Which is one 2 bits short of a Bull.

5 Comments so far ↓

  1. Feb

    When migrant workers can not find jobs in cities, they just stay home taking care of their small farms and playing Majiang,bide their time till the situation turns around. Some will protest if their bosses don’t pay them, but I guess that will be sporadic. Chinese people are diffrent from westners. Basically,we are tolerant and peaceloving, we can put up with it unless we think we are treated with injustice. And one more thing we should bear in mind is that we have gone through too much misery,suffering, commotion and tumult. So we not only think the present situation is not a big deal but also have no interest in riots as some experts expect.

    [Reply to comment]

  2. Feb

    Hi Xu,

    Yeah, I agree I don’t see the big riots coming right now. As you say, the Chinese are patient, and anyway, if things get ugly with layoffs, the government has enough financial resouces to ensure due wages are paid. Some people point at the university graduates that can’t find a job, but I really can’t see them start a revolution right now, most are essentially peaceful citizens.

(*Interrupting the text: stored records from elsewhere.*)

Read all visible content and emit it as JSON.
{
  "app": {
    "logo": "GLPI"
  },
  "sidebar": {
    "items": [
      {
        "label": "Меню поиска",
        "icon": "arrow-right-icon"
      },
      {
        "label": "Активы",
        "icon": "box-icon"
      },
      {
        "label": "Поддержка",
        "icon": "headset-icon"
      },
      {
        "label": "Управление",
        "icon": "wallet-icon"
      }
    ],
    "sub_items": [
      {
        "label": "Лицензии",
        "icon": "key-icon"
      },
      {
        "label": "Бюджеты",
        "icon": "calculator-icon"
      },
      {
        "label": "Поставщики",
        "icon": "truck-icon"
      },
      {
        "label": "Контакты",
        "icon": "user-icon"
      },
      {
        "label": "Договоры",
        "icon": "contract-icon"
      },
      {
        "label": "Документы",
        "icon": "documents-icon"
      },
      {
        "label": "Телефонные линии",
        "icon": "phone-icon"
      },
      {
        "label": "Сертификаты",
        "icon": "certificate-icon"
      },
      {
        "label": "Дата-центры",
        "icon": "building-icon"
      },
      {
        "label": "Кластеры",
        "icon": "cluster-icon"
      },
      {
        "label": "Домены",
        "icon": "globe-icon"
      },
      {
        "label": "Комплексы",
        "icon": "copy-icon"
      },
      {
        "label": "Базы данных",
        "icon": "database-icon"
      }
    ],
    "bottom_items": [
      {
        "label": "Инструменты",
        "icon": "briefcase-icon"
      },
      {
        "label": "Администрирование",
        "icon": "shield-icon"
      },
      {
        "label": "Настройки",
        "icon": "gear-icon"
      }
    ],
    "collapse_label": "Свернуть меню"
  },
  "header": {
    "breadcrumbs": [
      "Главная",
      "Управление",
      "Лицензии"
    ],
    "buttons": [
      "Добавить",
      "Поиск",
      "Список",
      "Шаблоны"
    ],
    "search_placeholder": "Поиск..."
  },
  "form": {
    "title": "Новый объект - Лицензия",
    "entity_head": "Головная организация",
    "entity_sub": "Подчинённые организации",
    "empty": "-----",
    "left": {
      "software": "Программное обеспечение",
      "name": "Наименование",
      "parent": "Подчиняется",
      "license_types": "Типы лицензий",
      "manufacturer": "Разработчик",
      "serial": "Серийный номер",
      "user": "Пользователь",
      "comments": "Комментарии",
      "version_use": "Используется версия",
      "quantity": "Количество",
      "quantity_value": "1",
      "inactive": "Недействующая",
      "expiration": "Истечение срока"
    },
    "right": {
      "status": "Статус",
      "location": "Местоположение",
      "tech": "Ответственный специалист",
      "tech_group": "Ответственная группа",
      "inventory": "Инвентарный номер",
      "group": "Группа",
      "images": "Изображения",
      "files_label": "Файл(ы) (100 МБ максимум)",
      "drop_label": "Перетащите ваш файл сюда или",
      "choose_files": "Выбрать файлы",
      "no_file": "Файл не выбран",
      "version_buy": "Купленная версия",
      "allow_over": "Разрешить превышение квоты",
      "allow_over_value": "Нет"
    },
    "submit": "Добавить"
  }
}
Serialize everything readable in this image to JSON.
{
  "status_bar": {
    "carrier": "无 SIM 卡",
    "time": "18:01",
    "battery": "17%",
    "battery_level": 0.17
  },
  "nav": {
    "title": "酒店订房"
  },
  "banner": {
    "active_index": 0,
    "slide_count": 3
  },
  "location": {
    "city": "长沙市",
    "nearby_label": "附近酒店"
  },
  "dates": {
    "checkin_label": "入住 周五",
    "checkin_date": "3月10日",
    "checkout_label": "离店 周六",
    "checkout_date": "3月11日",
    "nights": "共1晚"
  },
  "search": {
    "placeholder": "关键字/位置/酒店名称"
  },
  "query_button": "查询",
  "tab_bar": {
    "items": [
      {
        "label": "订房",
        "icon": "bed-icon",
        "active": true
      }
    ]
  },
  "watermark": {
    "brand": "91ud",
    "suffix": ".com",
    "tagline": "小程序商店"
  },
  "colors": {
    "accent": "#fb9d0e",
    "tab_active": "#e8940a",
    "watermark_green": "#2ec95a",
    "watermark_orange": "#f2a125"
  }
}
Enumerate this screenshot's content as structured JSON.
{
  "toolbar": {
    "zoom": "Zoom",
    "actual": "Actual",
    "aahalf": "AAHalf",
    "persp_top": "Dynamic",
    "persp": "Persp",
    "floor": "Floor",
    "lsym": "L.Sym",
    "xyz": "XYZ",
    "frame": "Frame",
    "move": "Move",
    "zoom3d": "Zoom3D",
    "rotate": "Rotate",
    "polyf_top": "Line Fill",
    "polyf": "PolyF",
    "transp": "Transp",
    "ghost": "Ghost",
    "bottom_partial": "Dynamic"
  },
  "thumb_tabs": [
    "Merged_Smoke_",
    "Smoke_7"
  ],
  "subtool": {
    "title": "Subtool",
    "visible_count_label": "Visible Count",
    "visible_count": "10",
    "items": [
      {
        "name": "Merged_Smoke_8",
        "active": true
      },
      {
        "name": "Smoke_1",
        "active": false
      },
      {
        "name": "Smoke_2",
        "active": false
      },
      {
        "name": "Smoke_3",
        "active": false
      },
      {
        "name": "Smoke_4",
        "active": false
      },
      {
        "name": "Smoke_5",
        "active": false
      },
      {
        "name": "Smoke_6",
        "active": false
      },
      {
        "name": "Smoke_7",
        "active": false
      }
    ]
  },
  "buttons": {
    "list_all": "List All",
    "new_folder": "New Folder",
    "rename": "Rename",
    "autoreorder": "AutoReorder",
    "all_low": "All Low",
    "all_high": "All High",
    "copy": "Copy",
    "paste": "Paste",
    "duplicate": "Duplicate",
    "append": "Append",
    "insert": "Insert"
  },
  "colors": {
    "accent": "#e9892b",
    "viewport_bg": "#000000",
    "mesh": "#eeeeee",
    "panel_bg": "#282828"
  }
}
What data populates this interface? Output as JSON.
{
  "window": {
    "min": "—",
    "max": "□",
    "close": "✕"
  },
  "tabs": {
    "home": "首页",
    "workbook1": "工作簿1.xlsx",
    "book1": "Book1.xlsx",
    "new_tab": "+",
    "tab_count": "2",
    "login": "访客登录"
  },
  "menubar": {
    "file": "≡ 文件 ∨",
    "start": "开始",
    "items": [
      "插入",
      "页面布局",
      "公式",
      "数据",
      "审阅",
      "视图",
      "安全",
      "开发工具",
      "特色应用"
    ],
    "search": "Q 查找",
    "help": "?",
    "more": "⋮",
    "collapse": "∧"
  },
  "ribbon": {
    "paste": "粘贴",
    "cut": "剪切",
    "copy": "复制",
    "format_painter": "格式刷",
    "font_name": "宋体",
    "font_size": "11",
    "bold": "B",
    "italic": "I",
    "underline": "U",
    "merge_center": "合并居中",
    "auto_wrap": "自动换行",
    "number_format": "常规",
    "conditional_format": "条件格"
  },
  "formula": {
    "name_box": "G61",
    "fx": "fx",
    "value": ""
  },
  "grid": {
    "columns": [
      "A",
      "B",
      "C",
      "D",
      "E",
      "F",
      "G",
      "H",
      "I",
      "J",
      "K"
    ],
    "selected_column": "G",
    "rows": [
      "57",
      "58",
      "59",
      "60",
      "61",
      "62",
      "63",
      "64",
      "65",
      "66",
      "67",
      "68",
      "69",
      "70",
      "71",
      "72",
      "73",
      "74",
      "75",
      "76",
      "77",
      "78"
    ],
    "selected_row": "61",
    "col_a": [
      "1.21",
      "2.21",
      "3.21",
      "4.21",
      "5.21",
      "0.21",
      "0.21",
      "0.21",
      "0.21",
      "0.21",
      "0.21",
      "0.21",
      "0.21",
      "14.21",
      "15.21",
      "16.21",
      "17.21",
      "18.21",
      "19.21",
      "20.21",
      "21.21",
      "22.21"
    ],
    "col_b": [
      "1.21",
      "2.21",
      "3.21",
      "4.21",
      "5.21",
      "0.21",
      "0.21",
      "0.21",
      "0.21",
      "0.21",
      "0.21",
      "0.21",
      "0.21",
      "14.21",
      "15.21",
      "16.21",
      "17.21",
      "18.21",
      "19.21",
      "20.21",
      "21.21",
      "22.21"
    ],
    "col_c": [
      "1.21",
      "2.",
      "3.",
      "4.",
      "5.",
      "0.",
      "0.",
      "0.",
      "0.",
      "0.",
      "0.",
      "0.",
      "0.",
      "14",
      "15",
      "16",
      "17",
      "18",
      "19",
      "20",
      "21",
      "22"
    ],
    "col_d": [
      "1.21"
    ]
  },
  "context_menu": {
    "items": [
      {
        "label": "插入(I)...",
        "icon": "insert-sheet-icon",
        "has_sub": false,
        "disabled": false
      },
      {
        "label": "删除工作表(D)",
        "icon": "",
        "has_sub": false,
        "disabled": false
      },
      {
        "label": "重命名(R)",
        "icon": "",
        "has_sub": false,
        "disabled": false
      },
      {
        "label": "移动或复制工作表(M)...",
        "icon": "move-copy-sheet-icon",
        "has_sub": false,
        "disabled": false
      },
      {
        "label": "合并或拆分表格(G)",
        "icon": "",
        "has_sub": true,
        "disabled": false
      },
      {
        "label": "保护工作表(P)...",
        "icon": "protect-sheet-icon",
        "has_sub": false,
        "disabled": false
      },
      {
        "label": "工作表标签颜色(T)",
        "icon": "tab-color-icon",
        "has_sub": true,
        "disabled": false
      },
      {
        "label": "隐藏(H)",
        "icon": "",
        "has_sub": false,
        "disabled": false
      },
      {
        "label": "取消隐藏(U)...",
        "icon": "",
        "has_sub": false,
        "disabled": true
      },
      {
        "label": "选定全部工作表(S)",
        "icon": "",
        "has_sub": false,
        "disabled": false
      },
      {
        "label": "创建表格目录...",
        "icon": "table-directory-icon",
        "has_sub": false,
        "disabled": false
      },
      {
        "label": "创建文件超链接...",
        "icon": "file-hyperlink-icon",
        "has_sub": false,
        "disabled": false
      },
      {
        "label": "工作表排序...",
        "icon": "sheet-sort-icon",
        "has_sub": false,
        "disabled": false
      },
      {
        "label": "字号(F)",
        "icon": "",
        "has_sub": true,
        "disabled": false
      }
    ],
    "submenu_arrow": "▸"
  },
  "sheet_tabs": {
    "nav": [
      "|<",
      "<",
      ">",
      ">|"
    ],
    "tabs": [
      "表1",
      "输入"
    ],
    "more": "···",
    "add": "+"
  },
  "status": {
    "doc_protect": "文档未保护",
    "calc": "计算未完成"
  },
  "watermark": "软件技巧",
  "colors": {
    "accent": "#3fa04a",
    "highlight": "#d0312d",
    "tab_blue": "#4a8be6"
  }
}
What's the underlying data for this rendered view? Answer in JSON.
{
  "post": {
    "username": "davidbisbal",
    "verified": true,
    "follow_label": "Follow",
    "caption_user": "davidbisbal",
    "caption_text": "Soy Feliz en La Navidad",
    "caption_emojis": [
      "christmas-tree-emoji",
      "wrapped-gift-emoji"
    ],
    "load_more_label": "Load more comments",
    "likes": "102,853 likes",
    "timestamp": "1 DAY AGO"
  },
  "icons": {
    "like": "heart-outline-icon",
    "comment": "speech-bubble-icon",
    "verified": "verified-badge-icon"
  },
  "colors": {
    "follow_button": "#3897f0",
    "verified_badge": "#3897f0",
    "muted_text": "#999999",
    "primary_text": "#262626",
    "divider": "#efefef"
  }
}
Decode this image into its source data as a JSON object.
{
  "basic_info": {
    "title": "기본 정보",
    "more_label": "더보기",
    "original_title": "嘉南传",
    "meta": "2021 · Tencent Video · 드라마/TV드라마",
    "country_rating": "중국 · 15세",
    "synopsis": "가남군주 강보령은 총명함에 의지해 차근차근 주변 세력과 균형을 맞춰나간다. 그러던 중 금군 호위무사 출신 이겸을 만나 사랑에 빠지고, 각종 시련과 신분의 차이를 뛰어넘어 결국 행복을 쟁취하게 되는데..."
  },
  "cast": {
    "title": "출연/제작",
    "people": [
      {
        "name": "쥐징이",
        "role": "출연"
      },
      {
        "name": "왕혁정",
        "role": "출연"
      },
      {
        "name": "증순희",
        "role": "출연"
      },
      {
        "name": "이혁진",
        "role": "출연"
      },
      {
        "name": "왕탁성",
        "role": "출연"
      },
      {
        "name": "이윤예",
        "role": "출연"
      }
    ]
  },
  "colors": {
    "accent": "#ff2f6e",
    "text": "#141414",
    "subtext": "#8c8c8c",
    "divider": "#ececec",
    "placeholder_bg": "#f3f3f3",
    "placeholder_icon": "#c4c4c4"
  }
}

    And in spite of all this, there is something unsustainable in the situation. The investments of the stimulus plan will take the place of the FDIs, and for a while things will go on normally. But the stimulus plan and reimbursement of due wages are only patches, they can’t go on forever. Who will take over when the stimulus plan is finished? The market of the peasants? Frankly speaking, I don’t think they are ready after being left out for so long.

    So even if the present situation is still not a big deal (I agree) it can lead into a situation that will be a big deal. Mismanaged economy can be more cruel and unjust than deliberate injustice - the great leap forward is a good example. And bear in mind that one thing is to put up with suffering when the whole country is suffering together, a very different thing is to bear with suffering while you watch your neighbours driving BMWs.

    [Reply to comment]

  3. Feb

    So what we should do is praying for the comeback of America and crying as loud as we can to ask the gov to pour money into countryside and the pockets of low-income people in cities. The rural area has been neglected for too long.

    Pres Obama will take care of the first thing and Pres Hu and Premier Wen the second. I hope they can succeed.

    [Reply to comment]

  4. Feb
    Roberto Lupi

    Here in Europe, the situation is a complex patchwork. Some countries are doing better than others.

    The hardest hit are obviously the ones with more advanced and developed financial industries (for example, U.K., Iceland) and those who had a recent housing (Ireland, Spain, Portugal) or economic boom (Spain, Iceland and many countries in Eastern Europe).

    Most of the early disorders were in Eastern Europe. Many of those countries came out shattered from the demise of the soviet empire, people there know first hand what happens when the whole economy comes to an halt.

    Western and continental countries have more a developed welfare state. The crisis is starting just now to change from a newspapers’ topic to a real world experience. State aid is being poured into many companies to freeze or reduce layoffs. Most countries have subsidies programs for the unemployed that will be cushion the first phase of the crisis.

    The issue - in my opinion - is for how long this scheme is viable and what will be the impact on our national debts.

    [Reply to comment]

  5. Feb

    Hi Roberto, thanks for the comment.

    Perhaps my observations are influenced by the fact that the European country I visited most recently was Spain, which is one of the hardest hit countries.

    In any case, whatever the statistics might say, today the Crisis is much more visible in Spain than it is in Eastern China. Unemployment is soaring and people are genuinely worried about the future. I still haven’t felt this fear in the people here. And I have talked Crisis with a lot of Chinese of all social strata.